Dominasi AC Milan di Turin terlihat dari penguasaan bola 59 persen dan 19 percobaan, sementara Torino hanya membuat delapan tembakan sepanjang pertandingan. Angka itu belum menunjukkan kesempurnaan, tetapi memberi gambaran bahwa tim mampu mengendalikan laga meski kehilangan sumber progresi utama di sisi kiri.
Kemenangan kedua datang ketika AC Milan menundukkan Venezia 2-0 di San Siro melalui gol Goncalo Ramos dan gol bunuh diri Redouane Halhal. Hasil tersebut membuat Amorim meraih enam poin dari dua pertandingan sekaligus mencatat start liga terbaik AC Milan sejak musim 2023/24.
Dua kemenangan tentu belum cukup untuk menyimpulkan bahwa AC Milan lebih baik tanpa Leao, tetapi pola awalnya mengundang analisis menarik. Tim terlihat lebih tersebar dalam membangun ancaman, tidak lagi terlalu bergantung pada satu winger untuk membawa bola dan menciptakan situasi satu lawan satu.
AC Milan Mulai Menemukan Pola Baru Tanpa Rafael Leao
Amorim membawa sistem dasar 3-4-2-1 yang sudah menjadi identitasnya sejak sukses bersama Sporting CP dan kemudian bekerja di Manchester United. Struktur tersebut menempatkan tiga bek, dua wing-back, dua gelandang tengah, serta dua pemain antarlini di belakang seorang penyerang utama.
Dalam sistem itu, AC Milan tidak membutuhkan satu winger kiri yang terus menerima bola lebar seperti pada beberapa periode sebelumnya. Serangan bisa dibangun melalui wing-back, kombinasi antarlini, pergerakan gelandang, atau penyerang yang turun untuk menghubungkan permainan sebelum pemain lain menyerang ruang.
Ramos menjadi contoh penting perubahan tersebut karena perannya tidak terbatas sebagai penyelesai peluang di dalam kotak penalti. Saat menghadapi Venezia, ia beberapa kali turun membantu sirkulasi, melakukan delapan lay-off, serta terlibat dalam 19 duel sebelum akhirnya mencetak gol pembuka.
Gol itu sekaligus menjadi gol kompetitif pertama Ramos bersama AC Milan dan membuatnya terpilih sebagai pemain terbaik pertandingan oleh pendukung klub. Penyerang Portugal tersebut memberi Amorim profil nomor sembilan yang mampu menahan bola, membuka ruang, dan tetap menjadi ancaman utama di kotak penalti.

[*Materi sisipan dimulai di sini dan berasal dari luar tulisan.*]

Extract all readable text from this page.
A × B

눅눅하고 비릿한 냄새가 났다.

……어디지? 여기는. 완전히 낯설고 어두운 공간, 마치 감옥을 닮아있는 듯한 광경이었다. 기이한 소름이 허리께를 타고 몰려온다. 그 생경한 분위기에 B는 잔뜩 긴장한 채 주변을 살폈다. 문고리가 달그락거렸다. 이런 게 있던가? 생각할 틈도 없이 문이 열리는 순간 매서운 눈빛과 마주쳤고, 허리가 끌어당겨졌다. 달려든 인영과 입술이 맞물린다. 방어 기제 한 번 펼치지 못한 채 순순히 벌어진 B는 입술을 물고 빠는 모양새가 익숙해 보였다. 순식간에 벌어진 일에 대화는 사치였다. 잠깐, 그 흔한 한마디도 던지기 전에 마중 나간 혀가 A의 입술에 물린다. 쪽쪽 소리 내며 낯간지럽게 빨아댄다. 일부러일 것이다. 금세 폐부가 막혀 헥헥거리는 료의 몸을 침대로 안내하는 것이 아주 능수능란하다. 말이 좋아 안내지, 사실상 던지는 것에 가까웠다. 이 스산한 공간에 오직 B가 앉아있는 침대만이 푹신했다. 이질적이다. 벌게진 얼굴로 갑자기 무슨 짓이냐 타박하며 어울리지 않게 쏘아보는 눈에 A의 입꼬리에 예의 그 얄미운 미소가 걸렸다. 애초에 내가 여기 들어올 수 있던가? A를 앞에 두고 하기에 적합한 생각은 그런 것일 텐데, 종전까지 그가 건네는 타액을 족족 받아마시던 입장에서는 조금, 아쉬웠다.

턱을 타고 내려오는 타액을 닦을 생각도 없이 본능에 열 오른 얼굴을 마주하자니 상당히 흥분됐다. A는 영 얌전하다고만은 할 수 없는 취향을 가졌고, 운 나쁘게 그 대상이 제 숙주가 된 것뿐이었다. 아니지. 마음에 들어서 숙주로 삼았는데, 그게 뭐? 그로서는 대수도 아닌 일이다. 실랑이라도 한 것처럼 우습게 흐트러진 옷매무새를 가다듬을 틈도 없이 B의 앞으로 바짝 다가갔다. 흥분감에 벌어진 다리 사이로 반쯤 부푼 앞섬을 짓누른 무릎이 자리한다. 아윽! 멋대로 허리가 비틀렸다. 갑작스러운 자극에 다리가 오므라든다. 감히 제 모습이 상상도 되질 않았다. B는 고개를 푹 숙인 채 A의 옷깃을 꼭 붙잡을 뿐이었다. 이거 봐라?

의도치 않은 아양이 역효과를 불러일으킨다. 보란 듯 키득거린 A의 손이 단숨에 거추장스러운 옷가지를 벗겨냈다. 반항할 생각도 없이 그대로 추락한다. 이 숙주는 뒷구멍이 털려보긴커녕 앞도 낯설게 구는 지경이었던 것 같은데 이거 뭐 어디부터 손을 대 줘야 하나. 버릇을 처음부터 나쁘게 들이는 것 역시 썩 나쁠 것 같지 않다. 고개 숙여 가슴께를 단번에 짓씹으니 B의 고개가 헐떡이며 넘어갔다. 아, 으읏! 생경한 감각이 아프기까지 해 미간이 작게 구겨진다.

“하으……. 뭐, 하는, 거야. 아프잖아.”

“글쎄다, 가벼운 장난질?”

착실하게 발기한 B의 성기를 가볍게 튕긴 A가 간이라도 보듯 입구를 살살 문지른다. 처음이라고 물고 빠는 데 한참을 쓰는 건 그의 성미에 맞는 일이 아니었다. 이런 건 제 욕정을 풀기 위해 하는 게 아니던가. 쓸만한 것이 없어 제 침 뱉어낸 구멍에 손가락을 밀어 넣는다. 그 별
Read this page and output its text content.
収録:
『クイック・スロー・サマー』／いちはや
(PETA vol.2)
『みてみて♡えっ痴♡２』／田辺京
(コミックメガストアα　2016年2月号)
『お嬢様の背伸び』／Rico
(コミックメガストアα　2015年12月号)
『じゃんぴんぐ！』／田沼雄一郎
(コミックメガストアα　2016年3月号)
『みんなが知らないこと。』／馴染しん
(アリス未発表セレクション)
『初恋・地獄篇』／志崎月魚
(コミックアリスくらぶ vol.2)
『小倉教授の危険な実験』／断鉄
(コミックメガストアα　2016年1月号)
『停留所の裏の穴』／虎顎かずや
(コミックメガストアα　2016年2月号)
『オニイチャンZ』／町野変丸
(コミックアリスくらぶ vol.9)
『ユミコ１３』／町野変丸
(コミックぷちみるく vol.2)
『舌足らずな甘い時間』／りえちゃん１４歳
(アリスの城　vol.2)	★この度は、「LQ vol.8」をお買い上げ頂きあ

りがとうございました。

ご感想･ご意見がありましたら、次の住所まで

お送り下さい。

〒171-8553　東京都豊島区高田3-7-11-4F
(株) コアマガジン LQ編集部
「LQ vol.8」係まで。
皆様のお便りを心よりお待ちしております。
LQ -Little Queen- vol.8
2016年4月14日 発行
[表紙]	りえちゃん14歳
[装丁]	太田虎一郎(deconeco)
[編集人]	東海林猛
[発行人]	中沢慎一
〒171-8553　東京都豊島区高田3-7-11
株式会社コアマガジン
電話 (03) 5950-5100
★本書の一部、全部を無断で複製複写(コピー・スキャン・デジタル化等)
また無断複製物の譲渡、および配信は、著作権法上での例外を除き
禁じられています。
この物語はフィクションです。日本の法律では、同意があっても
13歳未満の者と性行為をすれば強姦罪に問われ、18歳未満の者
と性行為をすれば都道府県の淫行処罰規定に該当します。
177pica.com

Perubahan serangan juga terlihat dari munculnya Cisse, Rabiot, Ruben Loftus-Cheek, Samuel Chukwueze, Alexis Saelemaekers, dan pemain lain dalam fase ofensif. Ketika ancaman tersebar ke lebih banyak pemain, lawan kehilangan kemudahan untuk memusatkan penjagaan kepada satu sumber kreativitas seperti Leao.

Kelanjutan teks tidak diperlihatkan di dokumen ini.